Internacionalmente, a metodologia mais utilizada e aceita pelos técnicos do Painel sobre Mudanças Climáticas para quantificar os fluxos totais de N2O, em uma determinada área não alagada, baseia-se na alteração dos gases no interior de câmaras instaladas sobre o solo. “Já existem diversos trabalhos que sugerem que as plantas também são agentes desta dinâmica de fluxos entre o solo e a atmosfera.
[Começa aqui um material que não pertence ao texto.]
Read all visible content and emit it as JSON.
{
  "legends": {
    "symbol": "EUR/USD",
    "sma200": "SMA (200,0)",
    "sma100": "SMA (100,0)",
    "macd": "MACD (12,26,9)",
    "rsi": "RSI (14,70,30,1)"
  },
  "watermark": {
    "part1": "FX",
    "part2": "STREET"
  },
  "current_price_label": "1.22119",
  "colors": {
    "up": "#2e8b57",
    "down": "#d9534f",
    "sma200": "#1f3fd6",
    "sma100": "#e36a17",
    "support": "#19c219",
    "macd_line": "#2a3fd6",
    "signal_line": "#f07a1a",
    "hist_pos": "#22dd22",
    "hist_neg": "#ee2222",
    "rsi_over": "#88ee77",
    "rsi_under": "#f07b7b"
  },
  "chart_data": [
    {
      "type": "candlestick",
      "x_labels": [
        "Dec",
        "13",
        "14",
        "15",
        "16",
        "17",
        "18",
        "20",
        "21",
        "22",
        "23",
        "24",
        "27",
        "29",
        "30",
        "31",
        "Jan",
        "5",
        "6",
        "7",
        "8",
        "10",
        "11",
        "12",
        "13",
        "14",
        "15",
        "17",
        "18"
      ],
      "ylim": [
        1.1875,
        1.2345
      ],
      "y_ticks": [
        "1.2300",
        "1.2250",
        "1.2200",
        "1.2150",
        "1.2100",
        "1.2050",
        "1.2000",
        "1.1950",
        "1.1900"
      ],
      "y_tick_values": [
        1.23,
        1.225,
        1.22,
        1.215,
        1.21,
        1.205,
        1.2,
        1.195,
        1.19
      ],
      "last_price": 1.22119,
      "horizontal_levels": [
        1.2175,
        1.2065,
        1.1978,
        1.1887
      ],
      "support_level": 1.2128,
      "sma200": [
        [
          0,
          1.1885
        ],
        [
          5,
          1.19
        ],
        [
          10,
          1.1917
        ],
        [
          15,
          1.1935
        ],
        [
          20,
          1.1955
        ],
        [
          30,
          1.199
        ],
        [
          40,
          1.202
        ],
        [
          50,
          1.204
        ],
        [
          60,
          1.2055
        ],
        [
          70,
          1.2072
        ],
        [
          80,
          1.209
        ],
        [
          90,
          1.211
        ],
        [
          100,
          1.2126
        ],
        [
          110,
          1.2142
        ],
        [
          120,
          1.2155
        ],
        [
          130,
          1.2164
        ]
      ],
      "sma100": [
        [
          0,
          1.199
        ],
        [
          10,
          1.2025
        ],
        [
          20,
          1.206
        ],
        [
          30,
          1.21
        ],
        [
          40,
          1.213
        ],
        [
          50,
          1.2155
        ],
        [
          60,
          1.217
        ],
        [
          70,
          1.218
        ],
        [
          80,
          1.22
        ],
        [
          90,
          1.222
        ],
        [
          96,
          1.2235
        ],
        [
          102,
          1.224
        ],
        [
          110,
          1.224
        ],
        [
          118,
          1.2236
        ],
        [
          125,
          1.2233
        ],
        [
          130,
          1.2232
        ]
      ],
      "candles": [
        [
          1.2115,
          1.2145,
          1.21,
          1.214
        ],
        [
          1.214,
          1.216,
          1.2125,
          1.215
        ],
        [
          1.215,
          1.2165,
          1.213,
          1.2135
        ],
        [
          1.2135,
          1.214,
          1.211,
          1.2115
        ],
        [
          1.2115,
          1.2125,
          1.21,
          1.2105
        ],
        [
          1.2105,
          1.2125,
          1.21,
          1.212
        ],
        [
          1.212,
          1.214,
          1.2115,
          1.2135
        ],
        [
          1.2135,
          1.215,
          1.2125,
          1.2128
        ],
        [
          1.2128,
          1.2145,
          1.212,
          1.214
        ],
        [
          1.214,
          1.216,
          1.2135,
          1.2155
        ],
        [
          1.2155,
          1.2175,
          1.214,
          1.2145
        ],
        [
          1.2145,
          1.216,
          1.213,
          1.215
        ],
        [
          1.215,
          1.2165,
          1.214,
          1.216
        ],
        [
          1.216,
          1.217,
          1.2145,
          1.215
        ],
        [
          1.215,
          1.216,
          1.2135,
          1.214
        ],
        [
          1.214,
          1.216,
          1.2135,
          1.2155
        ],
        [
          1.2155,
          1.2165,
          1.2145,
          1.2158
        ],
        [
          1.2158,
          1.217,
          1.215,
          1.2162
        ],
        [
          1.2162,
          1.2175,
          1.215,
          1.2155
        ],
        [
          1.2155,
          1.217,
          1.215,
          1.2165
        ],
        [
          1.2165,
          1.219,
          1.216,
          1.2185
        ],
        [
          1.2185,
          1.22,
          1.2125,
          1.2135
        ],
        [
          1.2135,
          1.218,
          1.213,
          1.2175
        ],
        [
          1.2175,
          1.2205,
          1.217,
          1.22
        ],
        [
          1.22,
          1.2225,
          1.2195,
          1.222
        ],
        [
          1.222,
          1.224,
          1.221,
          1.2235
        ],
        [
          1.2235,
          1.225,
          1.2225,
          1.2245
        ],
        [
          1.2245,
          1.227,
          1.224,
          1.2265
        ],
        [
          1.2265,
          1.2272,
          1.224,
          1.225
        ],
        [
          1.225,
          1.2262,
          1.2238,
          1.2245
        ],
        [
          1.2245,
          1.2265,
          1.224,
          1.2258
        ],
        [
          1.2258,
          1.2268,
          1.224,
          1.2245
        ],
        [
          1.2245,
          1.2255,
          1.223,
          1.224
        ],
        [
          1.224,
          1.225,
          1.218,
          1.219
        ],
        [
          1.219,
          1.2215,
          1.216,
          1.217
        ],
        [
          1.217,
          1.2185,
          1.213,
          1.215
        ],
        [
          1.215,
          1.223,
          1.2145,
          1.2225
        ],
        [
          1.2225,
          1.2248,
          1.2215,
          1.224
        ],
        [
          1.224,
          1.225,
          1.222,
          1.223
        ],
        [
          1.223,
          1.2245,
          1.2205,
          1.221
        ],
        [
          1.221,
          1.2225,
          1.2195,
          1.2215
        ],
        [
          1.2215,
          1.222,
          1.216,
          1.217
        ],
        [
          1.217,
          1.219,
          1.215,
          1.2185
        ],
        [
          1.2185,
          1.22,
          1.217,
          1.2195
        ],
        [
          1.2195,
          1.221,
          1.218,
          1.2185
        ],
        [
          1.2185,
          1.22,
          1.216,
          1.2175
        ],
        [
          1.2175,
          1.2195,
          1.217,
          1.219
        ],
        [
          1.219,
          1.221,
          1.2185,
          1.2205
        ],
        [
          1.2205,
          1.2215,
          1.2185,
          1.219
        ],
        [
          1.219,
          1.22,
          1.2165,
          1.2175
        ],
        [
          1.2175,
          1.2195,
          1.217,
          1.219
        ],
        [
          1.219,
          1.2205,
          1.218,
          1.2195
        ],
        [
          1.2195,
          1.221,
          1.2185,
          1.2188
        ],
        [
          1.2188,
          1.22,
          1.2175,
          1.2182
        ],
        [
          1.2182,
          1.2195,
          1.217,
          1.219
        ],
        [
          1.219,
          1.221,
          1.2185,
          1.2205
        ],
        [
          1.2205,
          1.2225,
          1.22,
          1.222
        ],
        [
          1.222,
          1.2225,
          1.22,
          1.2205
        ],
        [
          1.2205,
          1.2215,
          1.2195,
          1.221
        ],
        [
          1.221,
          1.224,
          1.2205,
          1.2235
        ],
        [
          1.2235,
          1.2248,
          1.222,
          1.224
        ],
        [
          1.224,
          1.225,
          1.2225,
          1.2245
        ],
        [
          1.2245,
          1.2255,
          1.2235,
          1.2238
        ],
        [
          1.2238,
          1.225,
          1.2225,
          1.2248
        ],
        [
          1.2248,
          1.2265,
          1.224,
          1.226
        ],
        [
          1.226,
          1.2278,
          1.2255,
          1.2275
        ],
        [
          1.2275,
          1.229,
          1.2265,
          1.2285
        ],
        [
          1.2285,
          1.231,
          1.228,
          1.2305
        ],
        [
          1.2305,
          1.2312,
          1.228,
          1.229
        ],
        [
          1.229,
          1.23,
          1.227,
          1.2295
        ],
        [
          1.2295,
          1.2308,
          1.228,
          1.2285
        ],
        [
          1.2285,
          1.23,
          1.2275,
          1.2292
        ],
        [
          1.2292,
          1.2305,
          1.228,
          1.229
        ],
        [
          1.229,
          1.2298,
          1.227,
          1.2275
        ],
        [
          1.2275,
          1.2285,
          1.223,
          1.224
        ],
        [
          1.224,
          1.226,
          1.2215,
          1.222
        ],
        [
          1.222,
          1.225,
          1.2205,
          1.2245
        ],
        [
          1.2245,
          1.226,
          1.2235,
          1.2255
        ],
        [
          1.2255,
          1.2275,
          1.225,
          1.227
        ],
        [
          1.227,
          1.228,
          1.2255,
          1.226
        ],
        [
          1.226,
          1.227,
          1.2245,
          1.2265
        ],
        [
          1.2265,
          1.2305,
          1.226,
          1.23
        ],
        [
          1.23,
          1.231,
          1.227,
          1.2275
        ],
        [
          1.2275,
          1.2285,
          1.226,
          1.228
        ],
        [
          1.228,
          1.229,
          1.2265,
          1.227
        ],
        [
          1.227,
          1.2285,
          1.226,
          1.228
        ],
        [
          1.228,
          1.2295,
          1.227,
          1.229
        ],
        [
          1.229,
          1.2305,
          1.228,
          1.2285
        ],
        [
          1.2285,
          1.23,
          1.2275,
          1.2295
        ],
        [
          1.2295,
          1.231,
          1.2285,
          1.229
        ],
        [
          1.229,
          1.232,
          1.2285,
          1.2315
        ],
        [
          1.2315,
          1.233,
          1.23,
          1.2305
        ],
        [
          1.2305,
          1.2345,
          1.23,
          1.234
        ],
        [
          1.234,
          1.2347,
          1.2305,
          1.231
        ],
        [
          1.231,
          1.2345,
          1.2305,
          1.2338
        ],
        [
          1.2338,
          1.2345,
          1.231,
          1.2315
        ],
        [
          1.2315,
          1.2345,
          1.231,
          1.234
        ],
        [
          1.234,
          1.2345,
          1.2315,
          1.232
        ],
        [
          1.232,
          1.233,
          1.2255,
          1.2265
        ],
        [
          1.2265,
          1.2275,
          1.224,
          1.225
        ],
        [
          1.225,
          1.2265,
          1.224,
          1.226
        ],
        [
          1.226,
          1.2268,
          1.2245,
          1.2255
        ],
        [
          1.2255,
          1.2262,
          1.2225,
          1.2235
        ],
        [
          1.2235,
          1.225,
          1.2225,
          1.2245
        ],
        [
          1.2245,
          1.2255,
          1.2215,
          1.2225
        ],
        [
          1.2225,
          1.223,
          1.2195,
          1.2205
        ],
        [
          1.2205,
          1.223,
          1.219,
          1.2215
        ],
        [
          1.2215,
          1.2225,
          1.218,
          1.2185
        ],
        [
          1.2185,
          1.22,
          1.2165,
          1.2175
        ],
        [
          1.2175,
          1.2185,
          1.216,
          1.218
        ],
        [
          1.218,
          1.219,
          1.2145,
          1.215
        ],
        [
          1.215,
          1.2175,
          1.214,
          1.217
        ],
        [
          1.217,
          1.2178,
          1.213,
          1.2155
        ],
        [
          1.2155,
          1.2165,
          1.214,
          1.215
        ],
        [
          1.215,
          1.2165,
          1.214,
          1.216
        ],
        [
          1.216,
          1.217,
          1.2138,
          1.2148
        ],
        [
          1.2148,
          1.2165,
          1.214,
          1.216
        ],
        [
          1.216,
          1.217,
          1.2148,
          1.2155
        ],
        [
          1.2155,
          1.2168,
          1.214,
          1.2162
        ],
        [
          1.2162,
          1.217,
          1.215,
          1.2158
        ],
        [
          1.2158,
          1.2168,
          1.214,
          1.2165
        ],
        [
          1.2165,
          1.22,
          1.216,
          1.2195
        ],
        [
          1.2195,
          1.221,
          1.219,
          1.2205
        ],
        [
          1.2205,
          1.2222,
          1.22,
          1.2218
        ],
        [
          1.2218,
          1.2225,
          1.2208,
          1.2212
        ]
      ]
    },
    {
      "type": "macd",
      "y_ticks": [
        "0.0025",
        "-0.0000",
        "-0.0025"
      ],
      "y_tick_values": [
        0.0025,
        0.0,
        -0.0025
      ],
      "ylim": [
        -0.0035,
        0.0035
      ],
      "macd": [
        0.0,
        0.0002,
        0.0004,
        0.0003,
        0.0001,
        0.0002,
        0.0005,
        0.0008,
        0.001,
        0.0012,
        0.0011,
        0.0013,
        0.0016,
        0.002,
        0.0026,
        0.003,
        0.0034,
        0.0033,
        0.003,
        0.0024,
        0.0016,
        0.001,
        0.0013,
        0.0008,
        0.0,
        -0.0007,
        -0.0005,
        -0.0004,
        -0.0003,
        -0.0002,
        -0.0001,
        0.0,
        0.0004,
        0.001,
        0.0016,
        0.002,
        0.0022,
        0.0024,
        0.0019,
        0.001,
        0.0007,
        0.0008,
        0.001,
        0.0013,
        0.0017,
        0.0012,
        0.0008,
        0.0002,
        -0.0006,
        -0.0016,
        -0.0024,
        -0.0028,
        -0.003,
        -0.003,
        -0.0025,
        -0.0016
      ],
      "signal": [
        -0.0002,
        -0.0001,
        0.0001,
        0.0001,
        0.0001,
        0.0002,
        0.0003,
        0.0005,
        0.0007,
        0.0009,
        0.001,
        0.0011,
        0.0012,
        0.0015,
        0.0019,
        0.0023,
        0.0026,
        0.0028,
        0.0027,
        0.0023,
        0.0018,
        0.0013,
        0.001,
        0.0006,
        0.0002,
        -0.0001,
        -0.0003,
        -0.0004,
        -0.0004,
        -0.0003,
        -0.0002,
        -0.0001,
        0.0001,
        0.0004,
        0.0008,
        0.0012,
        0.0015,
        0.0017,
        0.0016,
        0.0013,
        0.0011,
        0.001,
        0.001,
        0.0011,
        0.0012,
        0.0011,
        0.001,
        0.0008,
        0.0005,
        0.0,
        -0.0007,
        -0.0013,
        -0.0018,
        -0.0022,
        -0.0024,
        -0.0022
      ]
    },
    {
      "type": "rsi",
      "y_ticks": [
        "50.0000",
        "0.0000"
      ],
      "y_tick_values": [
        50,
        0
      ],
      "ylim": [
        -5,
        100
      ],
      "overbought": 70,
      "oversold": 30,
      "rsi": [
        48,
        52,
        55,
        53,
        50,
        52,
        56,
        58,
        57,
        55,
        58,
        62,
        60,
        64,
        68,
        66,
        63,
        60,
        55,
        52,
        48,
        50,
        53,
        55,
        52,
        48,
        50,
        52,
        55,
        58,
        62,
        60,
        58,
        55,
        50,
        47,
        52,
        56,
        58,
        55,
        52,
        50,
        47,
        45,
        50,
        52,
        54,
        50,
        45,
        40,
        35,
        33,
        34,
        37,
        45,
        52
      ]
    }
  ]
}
Porém, esse fator não é contabilizado na quase totalidade das pesquisas existentes”, afirma Gregori.
Os resultados da tese do doutorando apontam que, ao negligenciar esta via emissora, pode-se estar subestimando em até 20% do fluxo total de N2O emitido por área de cultivo. “Pelo método que criamos encontramos uma defasagem significativa, salientando o que mostra a importância de aferir e calibrar esses dados”, avalia.
Os resultados encontrados nesta pesquisa se valeram de um estudo comparativo entre as emissões de óxido nitroso provenientes unicamente da transpiração de plantas de milho simultaneamente com os fluxos emitidos pela superfície do solo ao longo de um ciclo de cultivo. “O experimento foi conduzido em nove câmaras de crescimento e coleta que criamos, sendo que seis delas comportaram as plantas de milho e as outras permaneceram sem plantas”, explicou o doutorando.
“O solo contido em vasos foi isolado, estratificando raízes e parte aérea das plantas nos casos em que havia plantas. Já nas três testemunhas, sem plantas, apenas o solo foi isolado como forma de evitar vazamento para o interior das câmaras”, completou.
Em todas as câmaras, o solo foi confinado em vasos e isolado da atmosfera, sendo adubado com fertilizante nitrogenado em doses idênticas às utilizadas em cultivos comerciais. “Os resultados indicaram a influência da adubação nitrogenada não apenas nas emissões de N2O provenientes do solo, mas também a influência da área foliar das plantas em suas emissões”, conclui.
Para a professora Brigitte, perante essas evidências, fica clara a necessidade de promover novos estudos sobre as emissões de N2O no país com o intuito de compreender melhor as condições brasileiras e os processos relacionados as emissões do país. “Esta é uma forma produzir um inventário nacional de GEE, mais consistente e que se traduza exatamente em nossas condições, além de auxiliar na busca das melhores formas de mitigação do óxido nitroso no Brasil”.
O laboratório, que mantém várias pesquisas que avaliam as mais diversas commodities do agronegócio nacional, colaborou com a confecção do primeiro Inventário Brasileiro de Emissões de Efeito Estufa, listando e descrevendo, por exemplo, as emissões de metano pela pecuária, a queima de resíduos agrícolas, entre outros como a cadeia produtiva completa da cana-de-açúcar.